The low-carbon transition cannot happen without including hydropower in the picture, but its significant capital investment remains a challenge. Financing hydropower projects requires investors to pay large upfront capital and lock-in their capital for decades (hydro projects can last for 100 years), while also bearing high investment risks. A large hydropower dam on average costs more than a billion dollars, carries relevant construction/development risks, domestic risks associated with emerging economies (macroeconomic conditions, business confidence, policy uncertainties and regulatory frameworks), and has a long-term repayment period. These factors imply that financial actors must be assembled to ensure access to finance for hydropower projects and have patient capital to stay through the natural cycle of the investment.

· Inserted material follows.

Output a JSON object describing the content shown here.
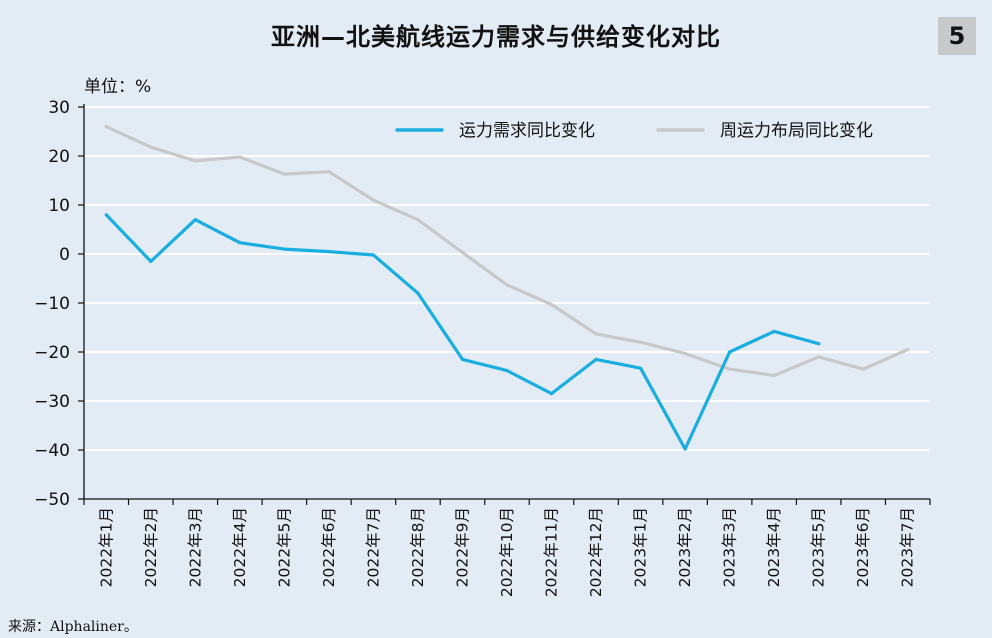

We looked at the architecture of finance for hydropower over the past century to understand which investors have made critical connections between capital markets around the world. We find that investors tend to form investment clubs and select projects in their home region and location. However, this elite mechanism, named investment home-bias, will increase disparities at global level, leaving most vulnerable areas – where those investors groups do not exist or struggle to connect – underserved. Countries and regions with under-developed market structures may find themselves trapped into limited financing opportunities even when bankable projects and conditions exist. In such cases, public and international institutions are the critical actors bridging capital where it is most needed and connecting diverse actors from the private sector. They link rich and low-income economies allowing public-private partnerships to flourish. By doing so, they meet their mandate of development and growth enablers while also supporting the energy transition.

By following the money of past and already operating projects, we reveal how countries and investors perform in the present and near future. Hydropower projects require decades to be online: investments in the past, affect the present and the future of the energy transition defining winners and losers globally.